The second, far more dangerous assumption Hitchens makes in her article is this worn-out, utterly fallacious idea that if a religion doesn't fill someone's heart, then it is empty. Intellectualism does not provide all the solace needed to confront the problems of life, it is true. But then again, Ms. Hitchens assumes that it is intellectualism that drives the life of an atheist, and not something else. Intellectual arguments for the refutation of a God are not intellectual arguments for the refutation of emotion, and it should be obvious, by reading the other literature of Bertrand Russell, or other noted atheists, such as Ian McEwan, Dawkins, (the other) Hitchens, etc. that their lives are filled with love, satisfaction, emotion, fulfillment and happiness. Russell remarked, in fact, the good life is one inspired by love and guided by knowledge. Notice how this life is not based upon knowledge, upon intellect, but rather guided. I will not be told that my life is without meaning, even to myself, because I do not profess a specific God.

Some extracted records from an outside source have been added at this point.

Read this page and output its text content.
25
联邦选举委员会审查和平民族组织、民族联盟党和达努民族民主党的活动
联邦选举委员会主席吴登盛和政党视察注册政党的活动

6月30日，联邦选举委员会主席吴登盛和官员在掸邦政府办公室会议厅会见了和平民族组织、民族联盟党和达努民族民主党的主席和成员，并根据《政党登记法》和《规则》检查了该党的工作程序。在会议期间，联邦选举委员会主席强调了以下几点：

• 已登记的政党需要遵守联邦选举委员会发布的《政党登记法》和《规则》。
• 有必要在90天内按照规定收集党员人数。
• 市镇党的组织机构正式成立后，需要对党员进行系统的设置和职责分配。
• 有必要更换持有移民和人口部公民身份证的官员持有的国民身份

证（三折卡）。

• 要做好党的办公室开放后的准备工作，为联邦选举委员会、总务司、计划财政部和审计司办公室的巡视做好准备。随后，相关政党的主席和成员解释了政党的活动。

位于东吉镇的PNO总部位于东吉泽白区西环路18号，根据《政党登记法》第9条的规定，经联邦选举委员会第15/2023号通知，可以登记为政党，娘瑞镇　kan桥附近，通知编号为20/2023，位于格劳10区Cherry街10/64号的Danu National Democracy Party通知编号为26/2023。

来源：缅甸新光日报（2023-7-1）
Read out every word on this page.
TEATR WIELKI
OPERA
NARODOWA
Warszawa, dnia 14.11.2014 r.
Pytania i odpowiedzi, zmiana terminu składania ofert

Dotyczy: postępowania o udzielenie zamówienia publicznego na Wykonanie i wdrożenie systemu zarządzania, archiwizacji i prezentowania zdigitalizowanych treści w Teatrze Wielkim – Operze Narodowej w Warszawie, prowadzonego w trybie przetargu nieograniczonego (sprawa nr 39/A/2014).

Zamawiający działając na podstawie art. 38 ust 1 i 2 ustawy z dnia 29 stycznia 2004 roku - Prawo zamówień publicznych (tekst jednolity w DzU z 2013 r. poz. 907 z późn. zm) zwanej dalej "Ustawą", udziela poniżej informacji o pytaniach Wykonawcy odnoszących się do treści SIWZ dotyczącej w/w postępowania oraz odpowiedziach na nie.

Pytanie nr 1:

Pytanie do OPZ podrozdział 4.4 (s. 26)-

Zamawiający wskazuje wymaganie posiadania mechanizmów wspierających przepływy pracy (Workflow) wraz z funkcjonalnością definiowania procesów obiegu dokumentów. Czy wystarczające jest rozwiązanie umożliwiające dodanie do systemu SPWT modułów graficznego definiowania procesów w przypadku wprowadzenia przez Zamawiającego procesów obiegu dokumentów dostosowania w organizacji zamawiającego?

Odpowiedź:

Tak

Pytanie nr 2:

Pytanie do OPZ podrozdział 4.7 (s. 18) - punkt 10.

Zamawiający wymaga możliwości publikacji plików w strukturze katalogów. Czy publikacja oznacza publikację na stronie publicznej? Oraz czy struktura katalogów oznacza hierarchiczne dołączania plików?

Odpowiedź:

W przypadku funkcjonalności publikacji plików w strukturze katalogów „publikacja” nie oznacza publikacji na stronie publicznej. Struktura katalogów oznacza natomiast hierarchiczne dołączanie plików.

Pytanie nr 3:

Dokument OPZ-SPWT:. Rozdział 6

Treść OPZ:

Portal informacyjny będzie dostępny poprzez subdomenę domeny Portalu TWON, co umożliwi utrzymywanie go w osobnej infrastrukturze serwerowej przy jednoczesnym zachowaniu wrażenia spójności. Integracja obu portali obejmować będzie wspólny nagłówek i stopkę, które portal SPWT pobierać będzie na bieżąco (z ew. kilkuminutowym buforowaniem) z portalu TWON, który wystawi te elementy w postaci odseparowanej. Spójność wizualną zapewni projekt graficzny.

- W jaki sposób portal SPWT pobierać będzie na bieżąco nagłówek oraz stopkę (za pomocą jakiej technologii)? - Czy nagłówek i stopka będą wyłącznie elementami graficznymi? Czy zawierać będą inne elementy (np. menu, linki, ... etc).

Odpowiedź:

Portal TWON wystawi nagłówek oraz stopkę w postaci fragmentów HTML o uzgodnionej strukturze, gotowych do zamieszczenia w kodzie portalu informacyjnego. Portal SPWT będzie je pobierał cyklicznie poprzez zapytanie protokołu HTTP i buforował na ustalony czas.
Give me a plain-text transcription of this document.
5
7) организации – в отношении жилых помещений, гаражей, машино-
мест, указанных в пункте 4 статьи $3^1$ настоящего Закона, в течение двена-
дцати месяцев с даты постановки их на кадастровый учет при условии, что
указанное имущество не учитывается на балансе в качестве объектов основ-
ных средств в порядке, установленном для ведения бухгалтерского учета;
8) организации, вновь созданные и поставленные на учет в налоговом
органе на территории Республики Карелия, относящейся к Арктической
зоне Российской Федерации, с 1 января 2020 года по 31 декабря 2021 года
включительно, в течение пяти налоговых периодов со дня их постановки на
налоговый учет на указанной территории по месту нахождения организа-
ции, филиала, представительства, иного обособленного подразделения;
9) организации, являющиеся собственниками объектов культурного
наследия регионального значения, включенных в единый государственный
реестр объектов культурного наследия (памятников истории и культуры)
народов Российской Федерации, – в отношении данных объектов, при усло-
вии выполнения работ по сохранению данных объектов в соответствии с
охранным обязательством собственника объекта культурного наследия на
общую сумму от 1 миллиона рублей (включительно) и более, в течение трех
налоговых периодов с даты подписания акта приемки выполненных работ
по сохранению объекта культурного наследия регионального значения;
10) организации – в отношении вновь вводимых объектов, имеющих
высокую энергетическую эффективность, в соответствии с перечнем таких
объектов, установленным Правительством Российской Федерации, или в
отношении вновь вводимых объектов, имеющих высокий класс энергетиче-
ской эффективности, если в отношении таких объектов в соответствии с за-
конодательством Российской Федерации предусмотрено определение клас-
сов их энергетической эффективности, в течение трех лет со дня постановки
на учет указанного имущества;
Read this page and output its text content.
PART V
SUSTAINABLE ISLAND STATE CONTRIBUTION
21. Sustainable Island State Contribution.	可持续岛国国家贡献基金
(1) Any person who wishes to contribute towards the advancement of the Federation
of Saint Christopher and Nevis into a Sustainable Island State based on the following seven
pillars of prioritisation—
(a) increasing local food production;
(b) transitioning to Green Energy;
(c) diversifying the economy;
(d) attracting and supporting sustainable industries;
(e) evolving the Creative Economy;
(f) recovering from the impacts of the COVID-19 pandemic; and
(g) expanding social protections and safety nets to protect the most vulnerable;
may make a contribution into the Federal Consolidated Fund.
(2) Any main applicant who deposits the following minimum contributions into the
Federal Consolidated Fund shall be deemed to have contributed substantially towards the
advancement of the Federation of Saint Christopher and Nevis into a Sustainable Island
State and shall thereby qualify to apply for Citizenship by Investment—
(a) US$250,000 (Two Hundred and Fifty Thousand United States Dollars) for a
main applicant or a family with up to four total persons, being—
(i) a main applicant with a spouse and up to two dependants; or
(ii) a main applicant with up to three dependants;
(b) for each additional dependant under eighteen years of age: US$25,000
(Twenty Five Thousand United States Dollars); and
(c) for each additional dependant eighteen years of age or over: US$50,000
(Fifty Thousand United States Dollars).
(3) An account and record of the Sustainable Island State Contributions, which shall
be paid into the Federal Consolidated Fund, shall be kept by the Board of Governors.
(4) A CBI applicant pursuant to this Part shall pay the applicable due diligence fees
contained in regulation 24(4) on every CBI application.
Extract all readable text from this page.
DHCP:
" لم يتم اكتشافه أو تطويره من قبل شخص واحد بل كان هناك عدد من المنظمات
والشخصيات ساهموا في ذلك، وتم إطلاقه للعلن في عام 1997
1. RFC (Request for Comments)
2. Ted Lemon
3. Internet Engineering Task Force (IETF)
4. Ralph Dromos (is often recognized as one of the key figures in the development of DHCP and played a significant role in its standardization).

A third assumption is that such public intellectuals as Dawkins and his peers speak for atheism. They do not, I agree with Ms. Hitchens, constitute much of an ideological basis for approaching the world past attempting to brush off those areas where religion attempts to become oppressive. It should be obvious, from my own letter indicting the futility and childishness of many public atheists, that atheism is not as monolithic as it might appear to be. This is why I, an agnostic, find sympathy with both atheist and theist thoughts on the universe as a way to construct a picture of life based upon multiple perspectives. What Ms. Hitchens does, much like Richard Dawkins or Christopher Hitchens do in their own right, is to make an image of the world that must be either-or, right-left, black-white. The truth can and must reside somewhere in the middle.

Jesse Pyle is a sophomore studying English.